Sitzt man ihr gegenüber, wirkt sie (trotz absurd hoher Stiefelabsätze) nicht halb so groß wie auf dem Bildschirm. Die Figur ist pilatesgestählt, der Teint frühstücksflockengesund. "Mittlerweile bin ich, wie ich bin", sagt sie, als es um öffentlich-rechtliche Kleidervorschriften und kamerakompatibles Aussehen geht. Bedeutet: Wenn Kleinert eine Lederleggins im Fernsehen anziehen möchte, tut sie es auch. Wohl wissend, dass sie sich am nächsten Tag durch einen Batzen E-Mails ackern muss. "Wie sahen Sie denn bitte schön wieder aus?" heißt es in der einen, "Wo kann man das Outfit kaufen?" in der anderen. Nun ist es nicht so, dass Kleinert tragen kann, was immer ihr gefällt.

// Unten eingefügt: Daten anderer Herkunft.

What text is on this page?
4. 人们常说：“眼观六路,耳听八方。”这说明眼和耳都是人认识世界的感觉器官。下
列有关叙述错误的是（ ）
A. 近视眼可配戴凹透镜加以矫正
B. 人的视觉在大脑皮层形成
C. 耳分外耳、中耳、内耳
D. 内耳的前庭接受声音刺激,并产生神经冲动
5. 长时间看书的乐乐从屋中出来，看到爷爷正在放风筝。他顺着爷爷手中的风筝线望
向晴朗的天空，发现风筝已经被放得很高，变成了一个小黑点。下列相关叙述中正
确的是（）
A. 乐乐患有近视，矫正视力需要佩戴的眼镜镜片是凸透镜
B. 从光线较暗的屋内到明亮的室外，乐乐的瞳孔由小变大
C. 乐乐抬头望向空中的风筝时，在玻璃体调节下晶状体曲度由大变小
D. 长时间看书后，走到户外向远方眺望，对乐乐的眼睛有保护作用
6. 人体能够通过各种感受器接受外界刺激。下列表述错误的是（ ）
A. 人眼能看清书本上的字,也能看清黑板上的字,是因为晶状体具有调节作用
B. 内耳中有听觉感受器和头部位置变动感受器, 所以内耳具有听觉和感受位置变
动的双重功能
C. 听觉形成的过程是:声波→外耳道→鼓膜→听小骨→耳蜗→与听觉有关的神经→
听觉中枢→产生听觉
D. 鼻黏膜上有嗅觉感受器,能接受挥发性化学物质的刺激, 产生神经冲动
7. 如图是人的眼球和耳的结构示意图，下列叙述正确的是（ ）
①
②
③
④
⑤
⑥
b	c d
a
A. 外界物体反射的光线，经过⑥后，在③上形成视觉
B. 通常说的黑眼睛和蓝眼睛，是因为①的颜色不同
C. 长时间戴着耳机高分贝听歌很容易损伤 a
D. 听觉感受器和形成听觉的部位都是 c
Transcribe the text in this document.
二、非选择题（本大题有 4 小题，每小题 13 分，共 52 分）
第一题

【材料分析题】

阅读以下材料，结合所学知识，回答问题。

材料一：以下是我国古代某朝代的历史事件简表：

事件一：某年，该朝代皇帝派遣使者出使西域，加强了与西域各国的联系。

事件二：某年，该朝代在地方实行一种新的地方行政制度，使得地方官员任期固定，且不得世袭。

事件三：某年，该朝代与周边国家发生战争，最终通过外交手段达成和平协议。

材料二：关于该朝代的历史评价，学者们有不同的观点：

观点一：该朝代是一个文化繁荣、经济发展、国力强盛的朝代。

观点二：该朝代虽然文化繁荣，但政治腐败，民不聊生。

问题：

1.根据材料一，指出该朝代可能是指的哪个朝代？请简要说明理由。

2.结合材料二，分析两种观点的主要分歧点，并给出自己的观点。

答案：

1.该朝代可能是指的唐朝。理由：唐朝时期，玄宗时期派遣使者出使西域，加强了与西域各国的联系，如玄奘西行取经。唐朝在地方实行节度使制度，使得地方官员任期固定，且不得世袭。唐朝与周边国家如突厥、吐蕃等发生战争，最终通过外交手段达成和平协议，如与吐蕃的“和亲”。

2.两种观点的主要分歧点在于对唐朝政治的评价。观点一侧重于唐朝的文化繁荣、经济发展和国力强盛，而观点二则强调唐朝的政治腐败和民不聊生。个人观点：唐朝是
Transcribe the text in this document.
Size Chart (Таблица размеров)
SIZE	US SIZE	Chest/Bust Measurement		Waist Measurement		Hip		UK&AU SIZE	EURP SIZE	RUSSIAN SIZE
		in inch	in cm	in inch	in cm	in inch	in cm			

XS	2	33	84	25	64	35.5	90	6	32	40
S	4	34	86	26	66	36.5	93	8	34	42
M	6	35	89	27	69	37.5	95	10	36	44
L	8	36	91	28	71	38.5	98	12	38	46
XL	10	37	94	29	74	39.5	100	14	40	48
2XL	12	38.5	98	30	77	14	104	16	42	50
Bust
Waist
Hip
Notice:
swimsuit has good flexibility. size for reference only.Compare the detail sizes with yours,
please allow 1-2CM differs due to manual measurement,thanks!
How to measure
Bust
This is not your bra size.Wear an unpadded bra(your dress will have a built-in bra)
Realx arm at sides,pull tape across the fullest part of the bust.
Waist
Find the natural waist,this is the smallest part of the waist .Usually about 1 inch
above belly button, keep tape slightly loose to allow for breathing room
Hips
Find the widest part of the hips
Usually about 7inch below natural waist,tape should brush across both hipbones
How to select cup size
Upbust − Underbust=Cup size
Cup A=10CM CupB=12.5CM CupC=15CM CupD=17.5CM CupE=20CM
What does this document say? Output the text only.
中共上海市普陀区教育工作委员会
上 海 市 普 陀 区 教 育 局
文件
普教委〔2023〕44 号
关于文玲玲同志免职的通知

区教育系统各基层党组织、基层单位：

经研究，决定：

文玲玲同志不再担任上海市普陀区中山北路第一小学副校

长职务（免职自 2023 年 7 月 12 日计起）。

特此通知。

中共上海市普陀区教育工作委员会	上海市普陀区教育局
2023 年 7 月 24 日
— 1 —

Sie muss an die Greenbox denken, vor der sie steht (keine grünen Klamotten), an die dank Strömunswinden papageienbunte Wetterkarte (nichts Buntes), an die Kameraauflösung (keine Karos). "Für mich ist es schwieriger als für einen 'Tagesschau'-Sprecher. Ein Kleid, das von vorne toll aussieht, sieht von der Seite manchmal aus wie ein Zelt", sagt sie.

Im bevorstehenden Maledivenurlaub mit ihrem Bruder wird Kleinert über Dinge wie diese keine Sekunde nachdenken. Sie wird aus dem Flugzeug steigen, in die Sonne blinzeln und sich augenblicklich entspannen. "Das Dauergrau im Herbst macht mich auch schlechtlaunig", sagt sie. Wenn Kleinert könnte, würde sie gewiss ein paar Sonnenstrahlen mit nach Hause bringen. Aber leider macht Claudia Kleinert das Wetter nicht, sie sagt es nur an.